Computational biologist

Lior Samuel Pachter (ליאור שמואל פאכטר) is a computational biologist. He works at the California Institute of Technology, where he is the Bren Professor of Computational Biology. He has widely varied research interests including genomics, combinatorics, computational geometry, machine learning, scientific computing, and statistics.

==Early life and education==
Pachter was born in Israel and grew up in South Africa.
He earned a bachelor's degree in mathematics from the California Institute of Technology in 1994. He completed his doctorate in mathematics from the Massachusetts Institute of Technology in 1999, supervised by Bonnie Berger, with Eric Lander and Daniel Kleitman as co-advisors.

==Career and research==
Pachter was with the University of California, Berkeley faculty from 1999 to 2018 and was awarded the Raymond and Beverly Sackler Chair in Computational Biology in 2012.

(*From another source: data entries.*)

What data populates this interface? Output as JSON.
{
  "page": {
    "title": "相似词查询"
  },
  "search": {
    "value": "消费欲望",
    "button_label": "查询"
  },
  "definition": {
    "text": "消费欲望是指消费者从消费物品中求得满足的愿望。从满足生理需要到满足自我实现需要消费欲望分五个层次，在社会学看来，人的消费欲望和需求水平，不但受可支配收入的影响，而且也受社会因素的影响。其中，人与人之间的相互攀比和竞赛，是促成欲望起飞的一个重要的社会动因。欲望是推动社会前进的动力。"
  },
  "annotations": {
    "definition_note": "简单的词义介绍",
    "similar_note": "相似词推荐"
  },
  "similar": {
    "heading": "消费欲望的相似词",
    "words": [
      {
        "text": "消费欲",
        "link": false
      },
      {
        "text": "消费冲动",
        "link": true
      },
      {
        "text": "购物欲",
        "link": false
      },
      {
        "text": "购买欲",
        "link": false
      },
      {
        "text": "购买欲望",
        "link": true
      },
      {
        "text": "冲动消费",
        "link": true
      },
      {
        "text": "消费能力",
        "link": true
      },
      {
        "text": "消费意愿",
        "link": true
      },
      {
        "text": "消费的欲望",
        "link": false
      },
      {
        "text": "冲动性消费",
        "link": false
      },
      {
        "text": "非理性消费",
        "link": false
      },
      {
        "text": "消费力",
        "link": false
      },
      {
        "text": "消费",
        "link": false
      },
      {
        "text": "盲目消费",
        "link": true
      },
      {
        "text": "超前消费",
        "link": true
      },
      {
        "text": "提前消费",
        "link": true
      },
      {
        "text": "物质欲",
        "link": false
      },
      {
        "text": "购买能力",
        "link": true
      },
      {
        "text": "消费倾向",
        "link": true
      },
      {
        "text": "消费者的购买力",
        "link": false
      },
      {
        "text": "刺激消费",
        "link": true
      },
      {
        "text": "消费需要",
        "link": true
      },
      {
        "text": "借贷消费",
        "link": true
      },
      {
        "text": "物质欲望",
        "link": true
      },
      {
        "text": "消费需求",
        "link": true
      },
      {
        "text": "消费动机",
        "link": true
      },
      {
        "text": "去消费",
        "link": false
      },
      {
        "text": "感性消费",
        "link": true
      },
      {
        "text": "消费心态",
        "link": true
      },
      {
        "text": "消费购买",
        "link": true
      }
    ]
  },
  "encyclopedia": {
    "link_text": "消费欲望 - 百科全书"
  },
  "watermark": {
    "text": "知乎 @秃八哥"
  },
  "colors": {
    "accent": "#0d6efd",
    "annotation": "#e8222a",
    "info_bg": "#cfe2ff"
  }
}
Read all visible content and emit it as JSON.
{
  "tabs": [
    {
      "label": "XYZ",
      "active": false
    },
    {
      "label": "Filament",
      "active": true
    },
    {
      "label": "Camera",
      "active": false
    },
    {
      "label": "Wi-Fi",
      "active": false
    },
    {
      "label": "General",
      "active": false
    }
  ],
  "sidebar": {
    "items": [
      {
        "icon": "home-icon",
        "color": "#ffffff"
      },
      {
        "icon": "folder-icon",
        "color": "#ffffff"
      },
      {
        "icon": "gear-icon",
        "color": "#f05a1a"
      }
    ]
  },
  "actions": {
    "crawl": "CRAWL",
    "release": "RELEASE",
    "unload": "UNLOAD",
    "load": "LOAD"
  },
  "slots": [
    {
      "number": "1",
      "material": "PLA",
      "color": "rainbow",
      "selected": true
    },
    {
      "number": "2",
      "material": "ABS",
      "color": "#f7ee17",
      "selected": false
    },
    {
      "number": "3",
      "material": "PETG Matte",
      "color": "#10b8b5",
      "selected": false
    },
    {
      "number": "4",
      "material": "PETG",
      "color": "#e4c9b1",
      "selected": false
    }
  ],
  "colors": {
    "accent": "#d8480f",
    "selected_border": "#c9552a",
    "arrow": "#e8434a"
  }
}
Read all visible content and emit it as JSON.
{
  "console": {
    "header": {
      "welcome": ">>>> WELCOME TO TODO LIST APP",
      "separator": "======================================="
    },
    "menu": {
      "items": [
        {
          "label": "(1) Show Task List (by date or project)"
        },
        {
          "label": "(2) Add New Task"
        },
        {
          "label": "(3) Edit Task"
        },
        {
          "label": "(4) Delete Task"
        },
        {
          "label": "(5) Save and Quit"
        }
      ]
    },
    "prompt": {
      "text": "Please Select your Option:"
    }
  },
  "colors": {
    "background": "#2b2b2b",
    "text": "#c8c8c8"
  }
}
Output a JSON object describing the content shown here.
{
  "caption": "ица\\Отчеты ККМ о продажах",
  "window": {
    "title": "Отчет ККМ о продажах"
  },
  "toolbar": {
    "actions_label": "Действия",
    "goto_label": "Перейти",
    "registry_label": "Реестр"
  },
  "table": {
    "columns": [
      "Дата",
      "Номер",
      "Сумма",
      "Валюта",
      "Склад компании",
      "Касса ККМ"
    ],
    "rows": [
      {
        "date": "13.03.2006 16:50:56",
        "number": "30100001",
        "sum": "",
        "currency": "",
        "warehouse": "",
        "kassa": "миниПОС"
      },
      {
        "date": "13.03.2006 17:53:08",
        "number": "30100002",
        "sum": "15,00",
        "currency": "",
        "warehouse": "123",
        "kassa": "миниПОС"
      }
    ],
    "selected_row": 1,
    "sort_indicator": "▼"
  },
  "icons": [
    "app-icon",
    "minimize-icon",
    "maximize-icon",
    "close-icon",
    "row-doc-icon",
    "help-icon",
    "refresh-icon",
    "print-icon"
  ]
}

As well as for his technical contributions, Pachter is known for using new media to promote open science and for a thought experiment he posted on his blog according to which 'the nearest neighbor to the "perfect human"' is from Puerto Rico. This received considerable media attention, and a response was published in Scientific American. He is also known for criticisms of the All-of-us project's use of UMAP to visualize and interpret population genetics data.

===Awards and honors===
In 2017, Pachter was elected a Fellow of the International Society for Computational Biology (ISCB).